Но самой большой радостью оказались крабы – громадные и драчливые. «Я провожу много времени с крабами, они таскают окурки и кушают табак… Это – самое интересное, что здесь есть». Потом эти крабы появятся в поэме «Соловьиный сад», в которой вообще узнается пейзаж Гетари – океан, скалистый берег, таинственный сад за оградой, с которой свешивались крупные, тяжелые розы.
Впрочем, была еще молодая испанка необыкновенной красоты, поселившаяся в том же отеле. Блок заглядывался на нее, прозвал ее perla del Oceano и пометил в книжке: «Надо быть в хорошем настроении, чтобы записывать какой-то вздор об испанке. Какое мне дело до зубов и глаз? Со вчерашнего дня нашла опять тоска. Заграница мне вредна вообще…»
Ровного настроения и впрямь хватило ненадолго. Как обычно, он стал раздражаться иноземными порядками и затосковал по дому, по Шахматову. «Да и вообще надо сказать, что мне очень надоела Франция и хочется вернуться в культурную страну – Россию», – пишет он матери. И тут же в юмористическом тоне описывает поездку в достопримечательное место Pas de Rolands: «Французы переводят это – „путь Роланда“ (а я – „здесь нет Роланда“), там есть ущелье, где будто бы прошла вся армия Роланда. Мы тоже прошли через это ущелье, там страшно сильно пахнет ватер-клозетом».
Люба… Даже здесь, среди прелестной природы и приятных развлечений, эта открытая рана болела. Вот несколько горестных замет в записной книжке: «Вечером – горькие мысли о будущем и 1001-й безмолвный разговор о том, чтобы разойтись.

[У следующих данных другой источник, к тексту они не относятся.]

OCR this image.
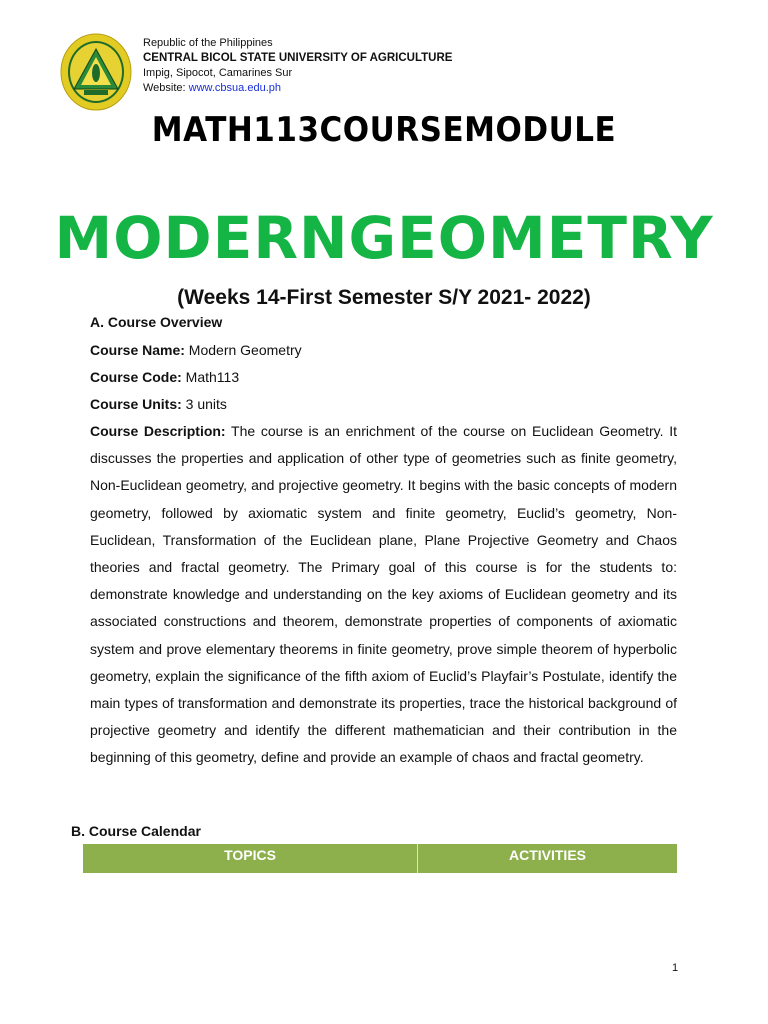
Republic of the Philippines
CENTRAL BICOL STATE UNIVERSITY OF AGRICULTURE
Impig, Sipocot, Camarines Sur
Website: www.cbsua.edu.ph
MATH113COURSEMODULE
MODERNGEOMETRY
(Weeks 14-First Semester S/Y 2021- 2022)
A. Course Overview
Course Name: Modern Geometry
Course Code: Math113
Course Units: 3 units
Course Description: The course is an enrichment of the course on Euclidean Geometry. It discusses the properties and application of other type of geometries such as finite geometry, Non-Euclidean geometry, and projective geometry. It begins with the basic concepts of modern geometry, followed by axiomatic system and finite geometry, Euclid’s geometry, Non-Euclidean, Transformation of the Euclidean plane, Plane Projective Geometry and Chaos theories and fractal geometry. The Primary goal of this course is for the students to: demonstrate knowledge and understanding on the key axioms of Euclidean geometry and its associated constructions and theorem, demonstrate properties of components of axiomatic system and prove elementary theorems in finite geometry, prove simple theorem of hyperbolic geometry, explain the significance of the fifth axiom of Euclid’s Playfair’s Postulate, identify the main types of transformation and demonstrate its properties, trace the historical background of projective geometry and identify the different mathematician and their contribution in the beginning of this geometry, define and provide an example of chaos and fractal geometry.
B. Course Calendar
TOPICS	ACTIVITIES
1
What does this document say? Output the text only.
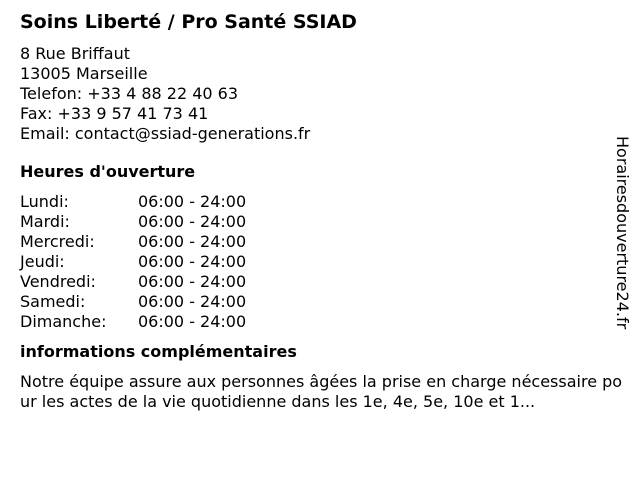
Soins Liberté / Pro Santé SSIAD
8 Rue Briffaut
13005 Marseille
Telefon: +33 4 88 22 40 63
Fax: +33 9 57 41 73 41
Email: contact@ssiad-generations.fr
Heures d'ouverture
Lundi:	06:00 - 24:00
Mardi:	06:00 - 24:00
Mercredi:	06:00 - 24:00
Jeudi:	06:00 - 24:00
Vendredi:	06:00 - 24:00
Samedi:	06:00 - 24:00
Dimanche:	06:00 - 24:00
informations complémentaires
Notre équipe assure aux personnes âgées la prise en charge nécessaire pour les actes de la vie quotidienne dans les 1e, 4e, 5e, 10e et 1...
Horairesdouverture24.fr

Горько. Горько. Может быть, так горько еще и не было… Утром – разговор до слез. Потом – весь день дружны… Я купил милой роз… Всего много, но – как будто жизнь кончается. Какая безвыходность на рассвете!»
То, что разбилось вдребезги, не склеишь. Да и стоило ли собирать осколки? Он любил ее теперь, может быть, как никогда раньше, но уже примирился с тем, что произошло.
Тень утешения он нашел у Стриндберга, – «старый Август» опять пришел на помощь. Говорят о женоненавистничестве сурового шведа. Но ведь он предал проклятью только «бабье», не посягнув на женственное, – и поступил как «мужественный человек, предпочитающий остаться наедине со своей жестокой судьбой, когда в мире не встречается настоящей женщины, которую только и способна принять честная и строгая душа».
В Париж Блок вернулся уже до крайности раздраженным. Великий город ему «нестерпим», Версаль – тоже. «Все, начиная с пропорций, мне отвратительно в XVIII веке, потому Версаль мне показался даже еще более уродливым, чем Царское Село». Ничего не скажешь, не расхожие вкусы были у нашего поэта!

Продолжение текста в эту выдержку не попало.